Certification. Vendors are planning to require that partners get certified on lifecycle management, adoption programs, or change management in order to attain certain status levels (e.g. “Gold Status”), as noted above.
Partner Success Managers. Vendors can’t afford to provide these for all partners – they’re tiering their partners and allocating resources accordingly. The Vendor Account Manager role is starting to evolve into a Partner Success Manager role, analogous to the trend of more transactional Account Management teams evolving into Customer Success teams.
Some partners in particular need to raise their game, with the vendor’s help, because their paid adoption services may not be as robust as the free Customer Success that the vendor offers – which can result in channel conflict, with customers abandoning the partner.

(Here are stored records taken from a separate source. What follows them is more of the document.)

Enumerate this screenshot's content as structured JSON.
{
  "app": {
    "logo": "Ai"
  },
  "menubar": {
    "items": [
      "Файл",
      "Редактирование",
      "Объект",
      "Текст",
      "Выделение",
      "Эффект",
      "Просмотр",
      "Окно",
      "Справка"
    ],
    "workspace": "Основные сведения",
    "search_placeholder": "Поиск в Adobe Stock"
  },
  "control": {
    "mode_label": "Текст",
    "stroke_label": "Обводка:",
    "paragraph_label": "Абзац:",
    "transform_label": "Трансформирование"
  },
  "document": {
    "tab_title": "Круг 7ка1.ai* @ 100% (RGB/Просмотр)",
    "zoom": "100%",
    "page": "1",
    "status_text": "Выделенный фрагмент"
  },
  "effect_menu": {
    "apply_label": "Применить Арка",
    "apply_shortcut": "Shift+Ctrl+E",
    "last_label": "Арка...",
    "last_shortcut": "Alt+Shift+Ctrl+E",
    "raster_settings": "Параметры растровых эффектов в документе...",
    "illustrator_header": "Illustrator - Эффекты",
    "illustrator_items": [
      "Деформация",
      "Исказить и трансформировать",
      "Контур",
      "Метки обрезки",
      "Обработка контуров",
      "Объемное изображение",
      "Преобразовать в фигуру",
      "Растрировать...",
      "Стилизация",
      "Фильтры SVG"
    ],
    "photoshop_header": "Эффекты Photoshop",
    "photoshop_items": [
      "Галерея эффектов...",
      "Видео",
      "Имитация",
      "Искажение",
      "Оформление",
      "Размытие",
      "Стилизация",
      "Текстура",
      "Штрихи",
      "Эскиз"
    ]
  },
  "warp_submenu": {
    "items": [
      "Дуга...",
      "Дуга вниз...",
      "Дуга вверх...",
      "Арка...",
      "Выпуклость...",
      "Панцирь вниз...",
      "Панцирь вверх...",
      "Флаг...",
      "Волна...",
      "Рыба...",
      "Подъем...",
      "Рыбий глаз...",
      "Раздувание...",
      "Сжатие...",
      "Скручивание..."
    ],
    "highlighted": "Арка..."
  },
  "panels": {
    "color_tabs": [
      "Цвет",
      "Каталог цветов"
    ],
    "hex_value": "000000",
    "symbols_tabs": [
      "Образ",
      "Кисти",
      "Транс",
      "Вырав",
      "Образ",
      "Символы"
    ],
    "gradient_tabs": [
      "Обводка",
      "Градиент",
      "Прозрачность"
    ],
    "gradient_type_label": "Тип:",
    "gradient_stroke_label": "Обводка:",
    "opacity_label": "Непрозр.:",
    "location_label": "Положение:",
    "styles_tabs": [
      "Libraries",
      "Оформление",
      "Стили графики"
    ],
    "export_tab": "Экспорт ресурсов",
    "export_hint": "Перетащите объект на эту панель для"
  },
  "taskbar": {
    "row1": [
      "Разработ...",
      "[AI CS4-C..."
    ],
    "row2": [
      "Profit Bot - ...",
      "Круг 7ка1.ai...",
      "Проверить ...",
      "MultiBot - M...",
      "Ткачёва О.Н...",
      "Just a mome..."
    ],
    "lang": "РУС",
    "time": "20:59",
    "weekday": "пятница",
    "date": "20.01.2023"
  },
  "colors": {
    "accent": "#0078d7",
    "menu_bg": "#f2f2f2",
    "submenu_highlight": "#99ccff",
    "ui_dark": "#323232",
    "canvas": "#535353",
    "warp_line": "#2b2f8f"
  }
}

Be thoughtful in rolling out these enablement programs, to ensure partners perceive these as a source of empowerment – i.e. bolstering the partner’s ownership of the client relationship – rather than an intrusion.

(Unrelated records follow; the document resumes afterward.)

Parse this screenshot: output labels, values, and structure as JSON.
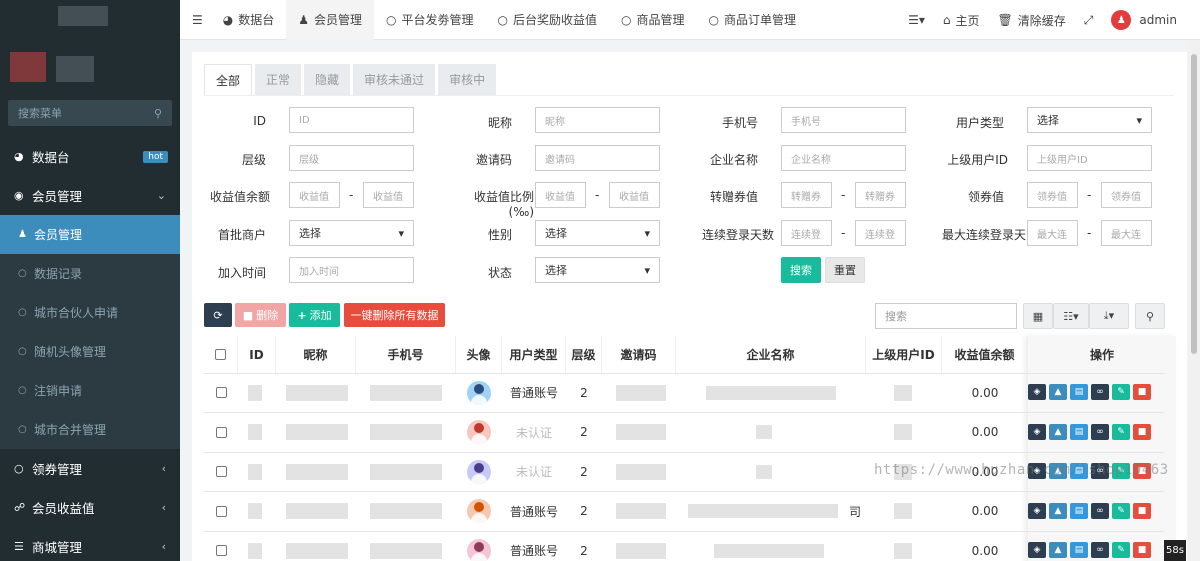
{
  "sidebar": {
    "search_placeholder": "搜索菜单",
    "items": [
      {
        "label": "数据台",
        "badge": "hot"
      },
      {
        "label": "会员管理"
      },
      {
        "label": "领券管理"
      },
      {
        "label": "会员收益值"
      },
      {
        "label": "商城管理"
      }
    ],
    "sub_items": [
      {
        "label": "会员管理"
      },
      {
        "label": "数据记录"
      },
      {
        "label": "城市合伙人申请"
      },
      {
        "label": "随机头像管理"
      },
      {
        "label": "注销申请"
      },
      {
        "label": "城市合并管理"
      }
    ]
  },
  "topnav": {
    "tabs": [
      {
        "label": "数据台"
      },
      {
        "label": "会员管理"
      },
      {
        "label": "平台发劵管理"
      },
      {
        "label": "后台奖励收益值"
      },
      {
        "label": "商品管理"
      },
      {
        "label": "商品订单管理"
      }
    ],
    "home": "主页",
    "clear_cache": "清除缓存",
    "user": "admin"
  },
  "filter_tabs": [
    "全部",
    "正常",
    "隐藏",
    "审核未通过",
    "审核中"
  ],
  "filters": {
    "id_label": "ID",
    "id_ph": "ID",
    "nickname_label": "昵称",
    "nickname_ph": "昵称",
    "phone_label": "手机号",
    "phone_ph": "手机号",
    "usertype_label": "用户类型",
    "select": "选择",
    "level_label": "层级",
    "level_ph": "层级",
    "invite_label": "邀请码",
    "invite_ph": "邀请码",
    "company_label": "企业名称",
    "company_ph": "企业名称",
    "parent_label": "上级用户ID",
    "parent_ph": "上级用户ID",
    "balance_label": "收益值余额",
    "balance_ph": "收益值",
    "ratio_label": "收益值比例(‰)",
    "ratio_ph": "收益值",
    "gift_label": "转赠券值",
    "gift_ph": "转赠券",
    "coupon_label": "领券值",
    "coupon_ph": "领券值",
    "merchant_label": "首批商户",
    "gender_label": "性别",
    "login_days_label": "连续登录天数",
    "login_days_ph": "连续登",
    "max_login_label": "最大连续登录天",
    "max_login_ph": "最大连",
    "join_label": "加入时间",
    "join_ph": "加入时间",
    "status_label": "状态",
    "search_btn": "搜索",
    "reset_btn": "重置",
    "dash": "-"
  },
  "toolbar": {
    "delete": "删除",
    "add": "添加",
    "delete_all": "一键删除所有数据",
    "search_ph": "搜索"
  },
  "table": {
    "headers": [
      "ID",
      "昵称",
      "手机号",
      "头像",
      "用户类型",
      "层级",
      "邀请码",
      "企业名称",
      "上级用户ID",
      "收益值余额",
      "操作"
    ],
    "rows": [
      {
        "type": "普通账号",
        "level": "2",
        "balance": "0.00"
      },
      {
        "type": "未认证",
        "level": "2",
        "balance": "0.00"
      },
      {
        "type": "未认证",
        "level": "2",
        "balance": "0.00"
      },
      {
        "type": "普通账号",
        "level": "2",
        "balance": "0.00",
        "company_suffix": "司"
      },
      {
        "type": "普通账号",
        "level": "2",
        "balance": "0.00"
      }
    ]
  },
  "watermark": "https://www.huzhan.com/ishop10463",
  "timer": "58s",
  "colors": {
    "sidebar": "#222d32",
    "accent": "#3c8dbc",
    "green": "#18bc9c",
    "red": "#e74c3c"
  }
}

#5: Define the Division of Labor
Partners can extend your reach among SMB customers. When a vendor forms a Customer Success program, they’ll typically start by assigning CSMs to their Enterprise clients – the top tier of the client pyramid below. They often also assign CSMs to the Mid-Market segment, but may not have the budget to assign CSMs to the SMB segment. For many businesses, however, partners play within every tier of the customer pyramid.
Regardless of where vendor or partner resources are applied, it’s always important to understand who is doing what. For each segment, what do you expect your team to do? What do you expect partners to do? Be specific!

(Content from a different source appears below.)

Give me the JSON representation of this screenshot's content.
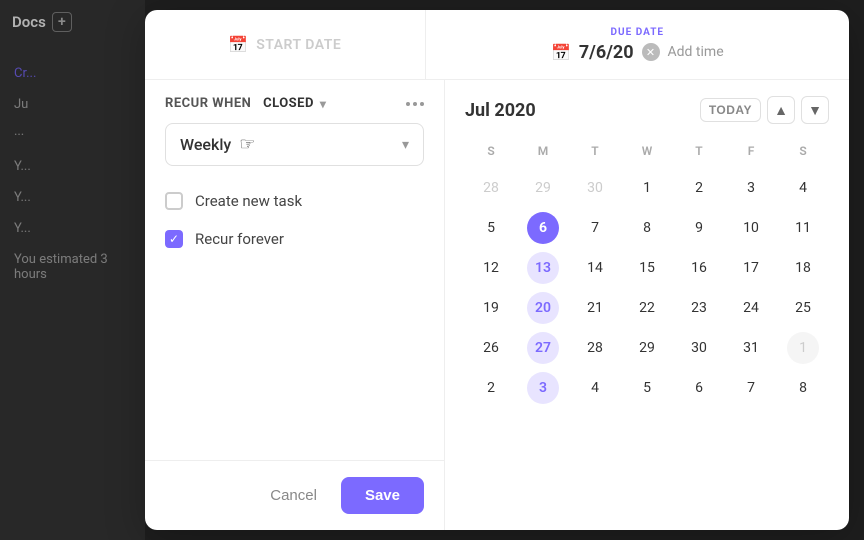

The key here is protecting your brand across the lifecycle, whether your team or a partner is taking the lead on an activity. You’ll want to make sure your partners are using messaging that’s consistent with and leaves a positive imprint on your brand.
#6: Measure Partner Effectiveness
Vendors want to hold partners accountable: they want visibility into their partners’ compliance with the recommended playbooks. They also want to see partners generate real value for customers.
In fact, many vendors are planning to pay partners based on their success in driving outcomes and growth in the installed base. Some vendors are starting simple, by paying partners based on renewals — not just new logos. Others are more advanced, paying their partners based on leading indicators of renewal and expansion, such as License Utilization, Active Users, or Client Health Score.
The proof is in the pudding. Whatever metrics you use, the effectiveness of the CS investment must be measured.
This evolved payment model makes Step 3 above (sharing customer data) even more important. Vendors and partners need a common system that’s a source of truth for the data that informs payments.
Furthermore, these KPIs should be mutually agreed upon in advance, reviewed together at regular intervals, and objectively measured to avoid the dreaded (and unproductive) “he said, she said” situation. While these steps require some effort and investment in a shared toolset, they’re critical to aligning the vendor, partner, and positive customer outcomes.
As we look into the future of the vendor-partner relationship, we should consider the possibility of a partner agreement with dynamic margin percentages based on targets for Customer Health metrics. These types of shared risk / shared reward business structures are a logical next step, once vendors and partners agree to invest together in their mutual customers’ success.